I have often wondered if the far left actually worships evil. Obama seems to mave some association in Chicago politics with former members of the radical Weather Underground. Here is some information about one of Obamas associates:

Embarrassed today by this memory, but unable to expunge it from the record and unwilling to repudiate her terrorist deeds, Dorhn resorts to the lie direct. "It was a joke," she told the sympathetic Times reporter, Dinitia Smith; she was actually protesting America’s crimes. "We were mocking violence in America. Even in my most inflamed moment I never supported a racist mass murderer." In 1980, I taped interviews with thirty members of the Weather Underground who were present at the Flint War Council, including most of its leadership. Not one of them thought Dohrn was anything but deadly serious. Outrageous nihilism was the Weatherman political style.
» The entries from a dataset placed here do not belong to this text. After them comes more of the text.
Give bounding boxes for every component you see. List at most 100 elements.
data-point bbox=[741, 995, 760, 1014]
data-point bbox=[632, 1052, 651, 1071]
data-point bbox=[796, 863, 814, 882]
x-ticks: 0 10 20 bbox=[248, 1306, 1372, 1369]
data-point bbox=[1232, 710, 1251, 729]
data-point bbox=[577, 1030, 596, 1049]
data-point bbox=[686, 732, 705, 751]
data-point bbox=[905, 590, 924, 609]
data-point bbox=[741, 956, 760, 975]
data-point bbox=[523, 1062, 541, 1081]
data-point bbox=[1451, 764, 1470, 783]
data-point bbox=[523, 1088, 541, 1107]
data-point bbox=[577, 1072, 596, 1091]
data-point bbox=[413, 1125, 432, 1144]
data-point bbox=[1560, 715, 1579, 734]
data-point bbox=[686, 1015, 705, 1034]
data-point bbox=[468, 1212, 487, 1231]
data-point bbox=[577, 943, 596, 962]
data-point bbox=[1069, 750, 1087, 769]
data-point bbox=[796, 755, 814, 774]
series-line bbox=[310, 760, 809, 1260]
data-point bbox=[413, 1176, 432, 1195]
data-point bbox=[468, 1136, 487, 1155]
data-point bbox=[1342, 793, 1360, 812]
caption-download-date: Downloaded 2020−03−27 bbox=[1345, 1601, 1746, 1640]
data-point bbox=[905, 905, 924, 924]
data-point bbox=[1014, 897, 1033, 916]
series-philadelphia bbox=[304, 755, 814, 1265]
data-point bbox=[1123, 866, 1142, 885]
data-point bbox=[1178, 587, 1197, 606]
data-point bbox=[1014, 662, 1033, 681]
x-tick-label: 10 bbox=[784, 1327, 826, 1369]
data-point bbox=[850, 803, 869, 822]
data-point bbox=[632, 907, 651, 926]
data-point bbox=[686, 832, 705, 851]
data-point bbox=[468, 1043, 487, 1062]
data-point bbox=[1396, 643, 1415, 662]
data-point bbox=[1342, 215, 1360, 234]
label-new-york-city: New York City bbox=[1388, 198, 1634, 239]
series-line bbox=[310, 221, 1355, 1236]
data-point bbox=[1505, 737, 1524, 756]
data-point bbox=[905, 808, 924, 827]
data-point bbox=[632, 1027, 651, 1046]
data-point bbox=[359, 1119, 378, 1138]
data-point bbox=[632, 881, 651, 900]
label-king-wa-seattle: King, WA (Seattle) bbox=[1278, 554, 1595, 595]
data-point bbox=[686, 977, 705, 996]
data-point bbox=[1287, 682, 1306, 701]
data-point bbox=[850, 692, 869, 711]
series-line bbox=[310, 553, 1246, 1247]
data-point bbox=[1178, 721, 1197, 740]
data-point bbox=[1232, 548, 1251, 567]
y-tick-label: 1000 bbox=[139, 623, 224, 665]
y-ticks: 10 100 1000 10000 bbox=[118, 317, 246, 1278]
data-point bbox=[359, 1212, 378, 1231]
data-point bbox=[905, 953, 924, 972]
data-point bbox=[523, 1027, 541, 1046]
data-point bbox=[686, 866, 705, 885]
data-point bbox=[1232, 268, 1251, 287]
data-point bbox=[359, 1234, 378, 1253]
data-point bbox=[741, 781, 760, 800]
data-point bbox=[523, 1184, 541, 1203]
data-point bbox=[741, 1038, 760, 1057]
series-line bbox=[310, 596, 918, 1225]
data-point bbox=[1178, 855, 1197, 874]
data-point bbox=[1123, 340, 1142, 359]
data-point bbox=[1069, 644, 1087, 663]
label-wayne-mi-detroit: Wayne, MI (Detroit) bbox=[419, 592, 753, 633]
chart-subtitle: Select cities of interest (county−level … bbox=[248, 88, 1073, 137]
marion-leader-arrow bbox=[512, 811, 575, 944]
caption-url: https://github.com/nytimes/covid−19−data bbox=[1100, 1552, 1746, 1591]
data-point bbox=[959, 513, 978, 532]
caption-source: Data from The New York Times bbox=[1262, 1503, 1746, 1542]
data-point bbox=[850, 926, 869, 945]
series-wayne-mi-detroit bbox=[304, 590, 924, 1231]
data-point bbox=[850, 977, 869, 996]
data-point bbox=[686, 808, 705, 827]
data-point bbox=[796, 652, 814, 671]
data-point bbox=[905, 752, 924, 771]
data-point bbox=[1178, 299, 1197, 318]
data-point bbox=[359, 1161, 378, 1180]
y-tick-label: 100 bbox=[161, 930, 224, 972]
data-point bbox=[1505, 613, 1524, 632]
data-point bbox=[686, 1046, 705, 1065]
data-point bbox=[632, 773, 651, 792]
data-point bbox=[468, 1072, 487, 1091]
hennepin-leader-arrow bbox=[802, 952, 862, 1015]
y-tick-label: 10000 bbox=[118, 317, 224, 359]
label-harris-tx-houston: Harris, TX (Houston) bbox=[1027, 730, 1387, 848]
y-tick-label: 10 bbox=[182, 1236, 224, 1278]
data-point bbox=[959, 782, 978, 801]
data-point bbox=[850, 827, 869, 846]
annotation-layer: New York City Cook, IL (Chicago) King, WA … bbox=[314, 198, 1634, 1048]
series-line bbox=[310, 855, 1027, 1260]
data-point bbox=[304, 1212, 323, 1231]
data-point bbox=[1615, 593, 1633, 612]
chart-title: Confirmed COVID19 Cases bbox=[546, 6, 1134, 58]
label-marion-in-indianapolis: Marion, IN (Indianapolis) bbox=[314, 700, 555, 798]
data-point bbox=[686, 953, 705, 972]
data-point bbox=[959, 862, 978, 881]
As soon as her tribute to Manson was completed, Dohrn was followed to the Flint platform by another Weather leader who ranted, "We’re against everything that’s ‘good and decent’ in honky America. We will loot and burn and destroy. We are the incubation of your mothers’ nightmares."

From here;

http://www.frontpagemag.com/Articles/Read.aspx?GUID=63512670-BF7C-42A0-B41D-5D0FB9E09C09
 
Some of you may not be old enough to remember the weather underground, but when they were in there heyday, they were known as the weatherman, and I remember them well. They were not to be trifled with. The fact that a possible presidential candidate has ANYTHING to do with the weatherman is so scary, it's not even funny. Sure, he wasn't a member, but he is now claiming that a former member is a friend of his? :mad:
 
Some more information on Obama's connections with these domestic terrorists:

In 1995, State Senator Alice Palmer introduced her chosen successor, Barack Obama, to a few of the district’s influential liberals at the home of two well known figures on the local left: William Ayers and Bernardine Dohrn.

While Ayers and Dohrn may be thought of in Hyde Park as local activists, they’re better known nationally as two of the most notorious — and unrepentant — figures from the violent fringe of the 1960s anti-war movement. .........

Like many of the most extreme figures from the 1960s Ayers and Dohrn are ambiguous figures in American life.

They disappeared in 1970, after a bomb — designed to kill army officers in New Jersey — accidentally destroyed a Greenwich Village townhouse, and turned themselves into authorities in 1980. They were never prosecuted for their involvement with the 25 bombings the Weather Underground claimed; charges were dropped because of improper FBI surveillance.